Turing is credited for cracking Nazi Germany’s “unbreakable” Enigma code and many historians say he played a pivotal role in bringing an early end to the war.
However, he was stripped of his job at Britain's electronic eavesdropping agency GCHQ and chemically castrated with injections of female hormones after being convicted of gross indecency in 1952 for having sex with a man. Homosexual sex was illegal in Britain until 1967.
He died in 1954, aged 41, after eating an apple laced with cyanide.
Justice Minister Chris Grayling said Tuesday’s pardon from Queen Elizabeth would come into effect immediately and was a fitting tribute to "an exceptional man with a brilliant mind".
"His later life was overshadowed by his conviction for homosexual activity, a sentence we would now consider unjust and discriminatory and which has now been repealed," he said.

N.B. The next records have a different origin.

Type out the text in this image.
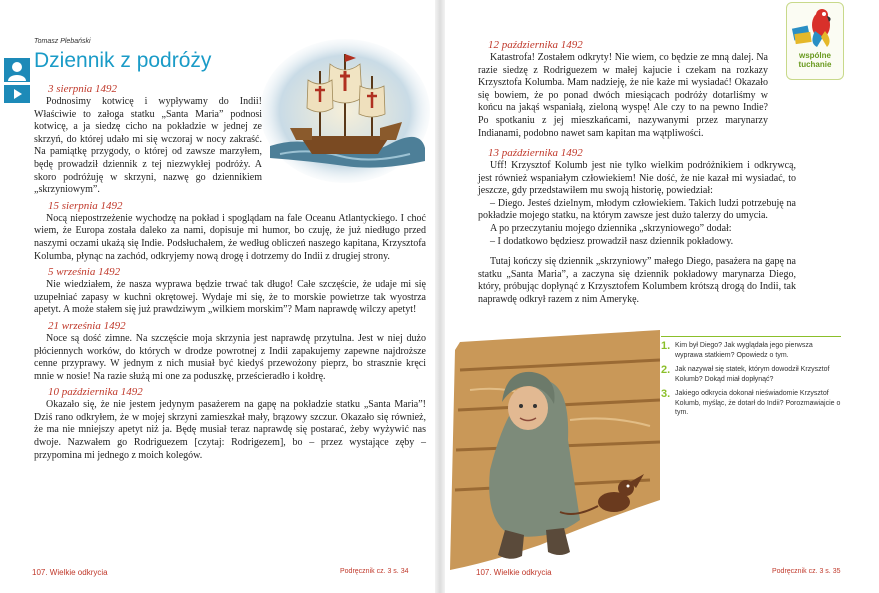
Tomasz Plebański
Dziennik z podróży
3 sierpnia 1492

Podnosimy kotwicę i wypływamy do Indii! Właściwie to załoga statku „Santa Maria” podnosi kotwicę, a ja siedzę cicho na pokładzie w jednej ze skrzyń, do której udało mi się wczoraj w nocy zakraść. Na pamiątkę przygody, o której od zawsze marzyłem, będę prowadził dziennik z tej niezwykłej podróży. A skoro podróżuję w skrzyni, nazwę go dziennikiem „skrzyniowym”.

15 sierpnia 1492

Nocą niepostrzeżenie wychodzę na pokład i spoglądam na fale Oceanu Atlantyckiego. I choć wiem, że Europa została daleko za nami, dopisuje mi humor, bo czuję, że już niedługo przed naszymi oczami ukażą się Indie. Podsłuchałem, że według obliczeń naszego kapitana, Krzysztofa Kolumba, płynąc na zachód, odkryjemy nową drogę i dotrzemy do Indii z drugiej strony.

5 września 1492

Nie wiedziałem, że nasza wyprawa będzie trwać tak długo! Całe szczęście, że udaje mi się uzupełniać zapasy w kuchni okrętowej. Wydaje mi się, że to morskie powietrze tak wyostrza apetyt. A może stałem się już prawdziwym „wilkiem morskim”? Mam naprawdę wilczy apetyt!

21 września 1492

Noce są dość zimne. Na szczęście moja skrzynia jest naprawdę przytulna. Jest w niej dużo płóciennych worków, do których w drodze powrotnej z Indii zapakujemy zapewne najdroższe cenne przyprawy. W jednym z nich musiał być kiedyś przewożony pieprz, bo strasznie kręci mnie w nosie! Na razie służą mi one za poduszkę, prześcieradło i kołdrę.

10 października 1492

Okazało się, że nie jestem jedynym pasażerem na gapę na pokładzie statku „Santa Maria”! Dziś rano odkryłem, że w mojej skrzyni zamieszkał mały, brązowy szczur. Okazało się również, że ma nie mniejszy apetyt niż ja. Będę musiał teraz naprawdę się postarać, żeby wyżywić nas dwoje. Nazwałem go Rodriguezem [czytaj: Rodrigezem], bo – przez wystające zęby – przypomina mi jednego z moich kolegów.

12 października 1492

Katastrofa! Zostałem odkryty! Nie wiem, co będzie ze mną dalej. Na razie siedzę z Rodriguezem w małej kajucie i czekam na rozkazy Krzysztofa Kolumba. Mam nadzieję, że nie każe mi wysiadać! Okazało się bowiem, że po ponad dwóch miesiącach podróży dotarliśmy w końcu na jakąś wspaniałą, zieloną wyspę! Ale czy to na pewno Indie? Po spotkaniu z jej mieszkańcami, nazywanymi przez marynarzy Indianami, podobno nawet sam kapitan ma wątpliwości.

13 października 1492

Uff! Krzysztof Kolumb jest nie tylko wielkim podróżnikiem i odkrywcą, jest również wspaniałym człowiekiem! Nie dość, że nie kazał mi wysiadać, to jeszcze, gdy przedstawiłem mu swoją historię, powiedział:

– Diego. Jesteś dzielnym, młodym człowiekiem. Takich ludzi potrzebuję na pokładzie mojego statku, na którym zawsze jest dużo talerzy do umycia.

A po przeczytaniu mojego dziennika „skrzyniowego” dodał:

– I dodatkowo będziesz prowadził nasz dziennik pokładowy.

Tutaj kończy się dziennik „skrzyniowy” małego Diego, pasażera na gapę na statku „Santa Maria”, a zaczyna się dziennik pokładowy marynarza Diego, który, próbując dopłynąć z Krzysztofem Kolumbem krótszą drogą do Indii, tak naprawdę odkrył razem z nim Amerykę.

wspólne
tuchanie
1. Kim był Diego? Jak wyglądała jego pierwsza wyprawa statkiem? Opowiedz o tym.
2. Jak nazywał się statek, którym dowodził Krzysztof Kolumb? Dokąd miał dopłynąć?
3. Jakiego odkrycia dokonał nieświadomie Krzysztof Kolumb, myśląc, że dotarł do Indii? Porozmawiajcie o tym.
107. Wielkie odkrycia	Podręcznik cz. 3 s. 34	107. Wielkie odkrycia	Podręcznik cz. 3 s. 35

The father of modern computing
Prime Minister David Cameron said the code-breaker's work had saved "countless lives".
"Alan Turing was a remarkable man who played a key role in saving this country in World War II by cracking the German Enigma code," Cameron said.
"He also left a remarkable national legacy through his substantial scientific achievements, often being referred to as the father of modern computing."
The Enigma code was used to encrypt communications between German U-boats in the North Atlantic Ocean.
The work at Bletchley Park, a secluded country house north of London, only became public knowledge in the 1970s when its role in the war and that played by Turing was revealed.
The cryptographers who worked there are credited with helping to shorten World War Two by up to two years and they deciphered around 3,000 German military messages a day.
Turing also published pioneering work on early computers, writing in a 1936 paper of a "universal Turing machine".
Having told people he was trying to "build a brain", his theory was the first to consider feeding programmes into a machine as data, allowing a single machine to perform the functions of many – just like today's computers.
A GCHQ spokesperson on Tuesday said the agency was "delighted about the pardon".
2012 pardon call rejected
The pardon is a victory for supporters, including leading scientists such as Britain's Stephen Hawking, who have long campaigned to clear Turing's name.
In 2009, Britain's prime minister Gordon Brown issued a posthumous apology to the code-breaker, saying he had been treated "terribly".
But the government rejected a call to grant an official pardon last year on the grounds that Turing was properly convicted of what was then a criminal offence.
More than 37,000 people signed an online petition last year calling for a pardon.
Pardons are usually only granted in Britain when the person is innocent of the offence and when it is requested by someone with a vested interest, such as a family member.
Turing's pardon is extremely rare in that it has been granted despite neither of these conditions being met.